South Korea’s Central Bank Seeks Control Over Won-Based Stablecoins
The Bank of Korea (BOK) is pushing for legal authority over the approval of stablecoins tied to the Korean won. The central bank warns that treating these stablecoins as legal tender could disrupt monetary policy.
A senior BOK official stated that if won-based stablecoins are used like regular money,they could complicate how the bank manages monetary policy. This situation would require the BOK’s involvement in the approval process. The official noted that, similar to the U.S. Federal Reserve, the BOK should have some legal power in related laws.
Koh Kyung-chul, who heads the BOK’s electronic finance team, emphasized that stablecoins could impact how the bank conducts monetary policy, maintains financial stability, and oversees payments. He stressed the need for the central bank to have important legal authority when approving stablecoin issuers.
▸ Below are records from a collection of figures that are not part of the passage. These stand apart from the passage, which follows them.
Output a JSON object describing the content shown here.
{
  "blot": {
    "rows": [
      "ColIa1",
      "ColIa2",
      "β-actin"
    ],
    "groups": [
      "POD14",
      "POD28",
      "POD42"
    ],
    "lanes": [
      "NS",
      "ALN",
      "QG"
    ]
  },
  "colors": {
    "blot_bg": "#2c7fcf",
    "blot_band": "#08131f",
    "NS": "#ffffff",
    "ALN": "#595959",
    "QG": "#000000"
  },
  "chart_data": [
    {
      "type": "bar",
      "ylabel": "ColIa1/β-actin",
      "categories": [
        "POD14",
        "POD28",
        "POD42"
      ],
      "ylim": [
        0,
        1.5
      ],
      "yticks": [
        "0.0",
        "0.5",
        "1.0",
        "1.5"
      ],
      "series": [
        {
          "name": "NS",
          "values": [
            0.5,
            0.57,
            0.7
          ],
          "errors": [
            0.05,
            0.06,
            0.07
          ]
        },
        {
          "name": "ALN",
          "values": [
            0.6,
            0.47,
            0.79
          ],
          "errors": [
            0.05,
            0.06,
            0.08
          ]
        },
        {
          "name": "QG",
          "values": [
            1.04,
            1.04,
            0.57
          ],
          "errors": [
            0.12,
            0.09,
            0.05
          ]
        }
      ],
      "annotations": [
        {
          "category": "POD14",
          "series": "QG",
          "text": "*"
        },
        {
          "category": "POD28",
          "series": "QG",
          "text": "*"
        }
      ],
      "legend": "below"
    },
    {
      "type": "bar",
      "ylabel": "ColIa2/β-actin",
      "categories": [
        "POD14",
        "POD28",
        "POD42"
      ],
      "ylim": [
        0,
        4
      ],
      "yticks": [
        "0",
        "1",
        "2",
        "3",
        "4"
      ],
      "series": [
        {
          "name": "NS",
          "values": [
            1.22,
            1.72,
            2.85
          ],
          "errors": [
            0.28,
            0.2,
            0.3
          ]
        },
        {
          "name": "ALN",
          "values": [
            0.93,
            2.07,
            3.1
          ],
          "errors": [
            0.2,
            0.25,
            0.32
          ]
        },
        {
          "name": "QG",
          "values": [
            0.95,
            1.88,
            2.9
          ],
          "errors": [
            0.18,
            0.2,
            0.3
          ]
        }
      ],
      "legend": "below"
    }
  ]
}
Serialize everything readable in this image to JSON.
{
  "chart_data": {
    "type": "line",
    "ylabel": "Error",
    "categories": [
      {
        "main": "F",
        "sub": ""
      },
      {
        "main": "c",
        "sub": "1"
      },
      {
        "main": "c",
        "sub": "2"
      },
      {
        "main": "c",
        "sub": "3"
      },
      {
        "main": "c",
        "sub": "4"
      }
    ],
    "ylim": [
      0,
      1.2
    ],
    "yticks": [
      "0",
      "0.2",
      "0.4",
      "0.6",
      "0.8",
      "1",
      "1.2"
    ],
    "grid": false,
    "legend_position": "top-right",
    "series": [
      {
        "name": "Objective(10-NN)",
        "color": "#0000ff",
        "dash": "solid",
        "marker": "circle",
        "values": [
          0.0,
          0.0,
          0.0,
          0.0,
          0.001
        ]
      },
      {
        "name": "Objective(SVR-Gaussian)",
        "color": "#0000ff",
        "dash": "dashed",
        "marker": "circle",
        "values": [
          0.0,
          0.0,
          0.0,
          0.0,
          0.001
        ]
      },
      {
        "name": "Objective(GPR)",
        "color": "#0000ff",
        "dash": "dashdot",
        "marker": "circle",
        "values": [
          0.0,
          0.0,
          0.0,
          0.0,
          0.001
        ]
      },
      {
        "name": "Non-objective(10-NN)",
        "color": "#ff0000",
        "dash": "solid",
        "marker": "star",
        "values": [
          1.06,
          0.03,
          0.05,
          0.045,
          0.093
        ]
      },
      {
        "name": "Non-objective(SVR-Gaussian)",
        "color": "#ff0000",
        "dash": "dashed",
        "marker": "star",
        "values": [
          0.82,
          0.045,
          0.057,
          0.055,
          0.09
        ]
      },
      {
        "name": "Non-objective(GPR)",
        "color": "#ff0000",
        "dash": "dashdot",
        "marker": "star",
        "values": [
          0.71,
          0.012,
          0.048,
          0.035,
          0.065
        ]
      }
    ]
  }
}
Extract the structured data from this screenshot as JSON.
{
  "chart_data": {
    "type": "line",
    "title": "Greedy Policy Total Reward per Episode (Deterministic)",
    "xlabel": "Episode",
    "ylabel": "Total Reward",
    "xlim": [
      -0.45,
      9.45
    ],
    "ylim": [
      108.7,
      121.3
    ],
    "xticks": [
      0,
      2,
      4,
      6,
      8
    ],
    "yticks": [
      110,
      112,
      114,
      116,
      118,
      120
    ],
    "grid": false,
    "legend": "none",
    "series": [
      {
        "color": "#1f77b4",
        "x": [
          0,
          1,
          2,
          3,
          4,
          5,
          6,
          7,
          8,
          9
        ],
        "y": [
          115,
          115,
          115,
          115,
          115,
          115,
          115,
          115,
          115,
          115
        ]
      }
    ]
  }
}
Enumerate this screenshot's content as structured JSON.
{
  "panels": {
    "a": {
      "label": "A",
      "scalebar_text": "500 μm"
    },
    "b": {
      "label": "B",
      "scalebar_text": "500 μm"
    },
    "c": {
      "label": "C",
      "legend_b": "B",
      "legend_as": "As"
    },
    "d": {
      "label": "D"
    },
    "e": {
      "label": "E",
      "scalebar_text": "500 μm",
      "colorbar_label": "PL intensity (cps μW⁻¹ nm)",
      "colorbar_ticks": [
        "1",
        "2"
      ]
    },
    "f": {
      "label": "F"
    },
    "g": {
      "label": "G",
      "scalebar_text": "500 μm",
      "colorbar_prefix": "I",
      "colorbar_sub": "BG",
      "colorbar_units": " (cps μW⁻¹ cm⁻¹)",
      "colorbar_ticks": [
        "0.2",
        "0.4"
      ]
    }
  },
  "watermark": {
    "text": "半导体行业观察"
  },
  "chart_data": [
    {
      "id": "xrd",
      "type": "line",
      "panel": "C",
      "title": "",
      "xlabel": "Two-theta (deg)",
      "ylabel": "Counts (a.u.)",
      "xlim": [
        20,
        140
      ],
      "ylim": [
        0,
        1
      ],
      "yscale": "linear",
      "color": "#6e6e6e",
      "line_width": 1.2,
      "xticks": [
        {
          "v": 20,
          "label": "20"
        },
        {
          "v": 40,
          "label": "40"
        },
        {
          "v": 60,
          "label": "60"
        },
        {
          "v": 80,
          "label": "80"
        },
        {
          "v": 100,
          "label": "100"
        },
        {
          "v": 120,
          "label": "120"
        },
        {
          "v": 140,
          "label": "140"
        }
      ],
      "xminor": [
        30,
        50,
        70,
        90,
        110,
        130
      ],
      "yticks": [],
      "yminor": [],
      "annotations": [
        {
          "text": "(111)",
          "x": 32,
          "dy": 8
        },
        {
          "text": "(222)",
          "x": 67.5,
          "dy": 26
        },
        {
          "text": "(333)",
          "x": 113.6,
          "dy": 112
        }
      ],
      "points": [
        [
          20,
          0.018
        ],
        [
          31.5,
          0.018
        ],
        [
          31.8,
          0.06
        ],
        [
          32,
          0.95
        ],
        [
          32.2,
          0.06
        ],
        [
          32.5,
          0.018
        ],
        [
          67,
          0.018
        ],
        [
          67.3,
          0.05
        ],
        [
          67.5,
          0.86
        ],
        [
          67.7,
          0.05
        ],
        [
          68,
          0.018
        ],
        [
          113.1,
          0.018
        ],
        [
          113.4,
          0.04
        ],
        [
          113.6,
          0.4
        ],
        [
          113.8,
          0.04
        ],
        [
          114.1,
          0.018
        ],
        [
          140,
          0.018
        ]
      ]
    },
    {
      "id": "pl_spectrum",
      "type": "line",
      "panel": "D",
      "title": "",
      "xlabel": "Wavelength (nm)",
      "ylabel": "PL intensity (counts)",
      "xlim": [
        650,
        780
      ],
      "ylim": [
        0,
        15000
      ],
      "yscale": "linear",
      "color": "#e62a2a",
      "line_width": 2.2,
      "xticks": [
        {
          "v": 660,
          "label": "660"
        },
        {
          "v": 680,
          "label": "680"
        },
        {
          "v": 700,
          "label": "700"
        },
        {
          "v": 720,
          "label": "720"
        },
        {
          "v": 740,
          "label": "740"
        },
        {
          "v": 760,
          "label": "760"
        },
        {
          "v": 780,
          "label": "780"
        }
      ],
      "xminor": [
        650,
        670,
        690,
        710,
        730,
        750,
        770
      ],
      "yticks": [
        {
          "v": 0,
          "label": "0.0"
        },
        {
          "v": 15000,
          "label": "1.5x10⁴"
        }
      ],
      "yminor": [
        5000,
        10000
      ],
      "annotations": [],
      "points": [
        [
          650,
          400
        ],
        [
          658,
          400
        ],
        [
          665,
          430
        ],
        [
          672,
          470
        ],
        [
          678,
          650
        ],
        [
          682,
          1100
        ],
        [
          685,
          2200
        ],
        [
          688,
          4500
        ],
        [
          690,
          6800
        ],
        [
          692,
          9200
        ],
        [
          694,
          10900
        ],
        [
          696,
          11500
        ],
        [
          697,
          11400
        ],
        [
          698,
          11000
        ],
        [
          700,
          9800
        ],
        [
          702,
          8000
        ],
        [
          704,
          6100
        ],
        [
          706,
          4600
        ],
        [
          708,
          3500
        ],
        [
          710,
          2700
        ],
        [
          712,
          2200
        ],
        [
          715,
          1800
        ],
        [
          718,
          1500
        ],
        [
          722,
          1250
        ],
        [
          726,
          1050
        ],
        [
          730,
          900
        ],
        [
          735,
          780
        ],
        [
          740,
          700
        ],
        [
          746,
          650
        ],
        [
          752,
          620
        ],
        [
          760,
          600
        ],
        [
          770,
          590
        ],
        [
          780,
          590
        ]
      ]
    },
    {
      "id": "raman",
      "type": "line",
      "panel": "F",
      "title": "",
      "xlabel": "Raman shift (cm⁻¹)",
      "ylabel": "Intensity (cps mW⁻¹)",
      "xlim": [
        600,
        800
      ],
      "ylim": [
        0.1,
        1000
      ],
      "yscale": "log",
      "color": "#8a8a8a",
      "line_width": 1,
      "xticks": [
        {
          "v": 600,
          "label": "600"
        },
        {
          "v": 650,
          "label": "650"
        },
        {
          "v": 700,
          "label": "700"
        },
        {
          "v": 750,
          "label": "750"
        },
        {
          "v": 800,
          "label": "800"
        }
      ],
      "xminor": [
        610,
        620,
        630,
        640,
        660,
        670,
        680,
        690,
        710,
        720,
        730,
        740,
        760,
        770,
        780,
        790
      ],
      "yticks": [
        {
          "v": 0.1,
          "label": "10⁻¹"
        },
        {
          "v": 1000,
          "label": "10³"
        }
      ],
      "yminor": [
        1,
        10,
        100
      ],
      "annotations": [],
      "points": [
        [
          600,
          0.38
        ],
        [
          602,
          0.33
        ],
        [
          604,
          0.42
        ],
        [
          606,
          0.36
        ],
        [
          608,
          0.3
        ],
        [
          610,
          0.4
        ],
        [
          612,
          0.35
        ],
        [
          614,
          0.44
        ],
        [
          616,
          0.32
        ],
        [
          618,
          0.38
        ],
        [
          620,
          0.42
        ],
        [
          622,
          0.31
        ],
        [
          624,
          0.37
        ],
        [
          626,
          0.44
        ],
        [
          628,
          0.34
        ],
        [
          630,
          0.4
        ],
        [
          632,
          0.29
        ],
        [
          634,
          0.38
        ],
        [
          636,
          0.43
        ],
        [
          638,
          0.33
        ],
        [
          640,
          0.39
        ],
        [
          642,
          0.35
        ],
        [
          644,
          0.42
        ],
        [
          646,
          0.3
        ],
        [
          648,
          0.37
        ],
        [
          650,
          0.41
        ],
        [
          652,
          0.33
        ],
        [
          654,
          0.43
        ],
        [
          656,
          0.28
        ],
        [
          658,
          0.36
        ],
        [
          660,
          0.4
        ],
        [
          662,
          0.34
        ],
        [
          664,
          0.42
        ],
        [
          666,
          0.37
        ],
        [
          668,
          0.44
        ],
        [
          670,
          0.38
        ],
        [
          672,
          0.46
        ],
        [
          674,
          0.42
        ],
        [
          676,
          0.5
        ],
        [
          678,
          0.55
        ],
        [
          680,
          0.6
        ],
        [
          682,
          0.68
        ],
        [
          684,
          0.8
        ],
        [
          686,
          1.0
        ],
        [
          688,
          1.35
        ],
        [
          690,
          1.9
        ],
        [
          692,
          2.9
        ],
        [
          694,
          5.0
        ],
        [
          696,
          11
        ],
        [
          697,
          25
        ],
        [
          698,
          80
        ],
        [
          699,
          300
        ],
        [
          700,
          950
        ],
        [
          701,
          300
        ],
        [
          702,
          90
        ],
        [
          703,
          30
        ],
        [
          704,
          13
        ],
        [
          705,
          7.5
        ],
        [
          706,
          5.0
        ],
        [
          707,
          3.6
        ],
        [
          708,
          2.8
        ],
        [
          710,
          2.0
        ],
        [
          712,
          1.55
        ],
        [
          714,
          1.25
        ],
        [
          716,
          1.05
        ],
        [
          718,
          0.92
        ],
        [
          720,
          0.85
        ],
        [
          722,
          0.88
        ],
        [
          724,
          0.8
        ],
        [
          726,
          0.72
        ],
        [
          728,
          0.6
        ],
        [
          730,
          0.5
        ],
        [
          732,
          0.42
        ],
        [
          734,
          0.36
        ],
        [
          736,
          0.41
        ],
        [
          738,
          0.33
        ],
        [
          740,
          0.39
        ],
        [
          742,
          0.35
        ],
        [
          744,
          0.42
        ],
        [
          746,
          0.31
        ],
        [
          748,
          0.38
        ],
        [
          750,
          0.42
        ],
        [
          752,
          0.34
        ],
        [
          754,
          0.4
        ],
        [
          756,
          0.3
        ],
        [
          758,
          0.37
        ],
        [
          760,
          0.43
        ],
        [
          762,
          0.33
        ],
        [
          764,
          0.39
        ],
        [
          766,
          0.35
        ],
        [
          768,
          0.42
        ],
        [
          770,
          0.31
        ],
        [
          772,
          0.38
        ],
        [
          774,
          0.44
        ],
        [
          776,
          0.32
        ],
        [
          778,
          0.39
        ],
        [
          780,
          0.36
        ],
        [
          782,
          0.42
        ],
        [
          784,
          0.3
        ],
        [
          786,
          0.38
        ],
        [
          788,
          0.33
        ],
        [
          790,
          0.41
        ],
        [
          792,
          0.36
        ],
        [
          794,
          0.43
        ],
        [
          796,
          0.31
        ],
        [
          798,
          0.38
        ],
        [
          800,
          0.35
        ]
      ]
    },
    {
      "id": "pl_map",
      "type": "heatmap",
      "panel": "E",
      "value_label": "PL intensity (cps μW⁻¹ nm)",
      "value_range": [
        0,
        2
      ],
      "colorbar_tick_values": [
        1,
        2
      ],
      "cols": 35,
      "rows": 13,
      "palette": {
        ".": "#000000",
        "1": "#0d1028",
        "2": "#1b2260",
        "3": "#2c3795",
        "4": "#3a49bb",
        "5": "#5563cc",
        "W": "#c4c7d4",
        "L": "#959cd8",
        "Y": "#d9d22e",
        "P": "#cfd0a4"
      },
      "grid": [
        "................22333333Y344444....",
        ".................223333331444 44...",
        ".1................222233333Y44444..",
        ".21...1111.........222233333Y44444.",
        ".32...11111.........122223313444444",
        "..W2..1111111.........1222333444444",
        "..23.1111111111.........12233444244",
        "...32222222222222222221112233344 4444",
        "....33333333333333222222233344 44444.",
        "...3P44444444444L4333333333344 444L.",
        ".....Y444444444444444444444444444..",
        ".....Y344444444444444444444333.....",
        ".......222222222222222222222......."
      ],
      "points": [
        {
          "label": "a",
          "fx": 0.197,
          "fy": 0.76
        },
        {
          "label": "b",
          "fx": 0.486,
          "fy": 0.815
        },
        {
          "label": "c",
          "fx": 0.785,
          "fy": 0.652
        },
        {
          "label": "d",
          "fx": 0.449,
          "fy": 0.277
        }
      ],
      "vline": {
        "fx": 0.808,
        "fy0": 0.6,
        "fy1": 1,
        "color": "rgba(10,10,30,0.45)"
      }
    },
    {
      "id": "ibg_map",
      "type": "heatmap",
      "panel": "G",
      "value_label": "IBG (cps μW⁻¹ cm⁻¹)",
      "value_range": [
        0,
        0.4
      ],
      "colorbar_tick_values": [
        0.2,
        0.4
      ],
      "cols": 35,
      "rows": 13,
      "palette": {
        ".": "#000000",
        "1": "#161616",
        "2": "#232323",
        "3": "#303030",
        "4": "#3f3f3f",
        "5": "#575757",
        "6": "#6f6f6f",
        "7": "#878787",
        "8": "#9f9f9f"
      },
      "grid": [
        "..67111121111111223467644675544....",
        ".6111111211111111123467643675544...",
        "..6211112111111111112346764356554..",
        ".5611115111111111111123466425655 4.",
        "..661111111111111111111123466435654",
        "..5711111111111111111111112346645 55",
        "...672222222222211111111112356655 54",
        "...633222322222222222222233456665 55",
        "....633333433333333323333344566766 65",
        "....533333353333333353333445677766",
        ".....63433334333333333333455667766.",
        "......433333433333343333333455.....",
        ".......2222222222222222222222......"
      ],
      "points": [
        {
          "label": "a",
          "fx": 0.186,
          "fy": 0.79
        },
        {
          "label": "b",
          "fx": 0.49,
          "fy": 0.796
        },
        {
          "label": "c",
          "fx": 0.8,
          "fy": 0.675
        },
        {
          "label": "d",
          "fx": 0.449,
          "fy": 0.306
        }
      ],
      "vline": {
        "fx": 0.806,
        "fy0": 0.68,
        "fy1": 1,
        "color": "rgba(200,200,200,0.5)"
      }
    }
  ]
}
In May, Democratic Party lawmaker Min Byung-duk revealed that nearly half of the cryptocurrencies sent overseas from South Korea’s major exchanges in the first quarter were dollar-based stablecoins. Data from the financial Supervisory Service showed that around 56.8 trillion won ($40.6 billion) worth of cryptocurrencies were transferred overseas. Of this, 26.87 trillion won, or 47.3%, was in stablecoins like Tether (USDT) and USD Coin (USDC).
These findings highlight the growing importance of stablecoins in south Korea’s crypto landscape and the need for regulatory oversight.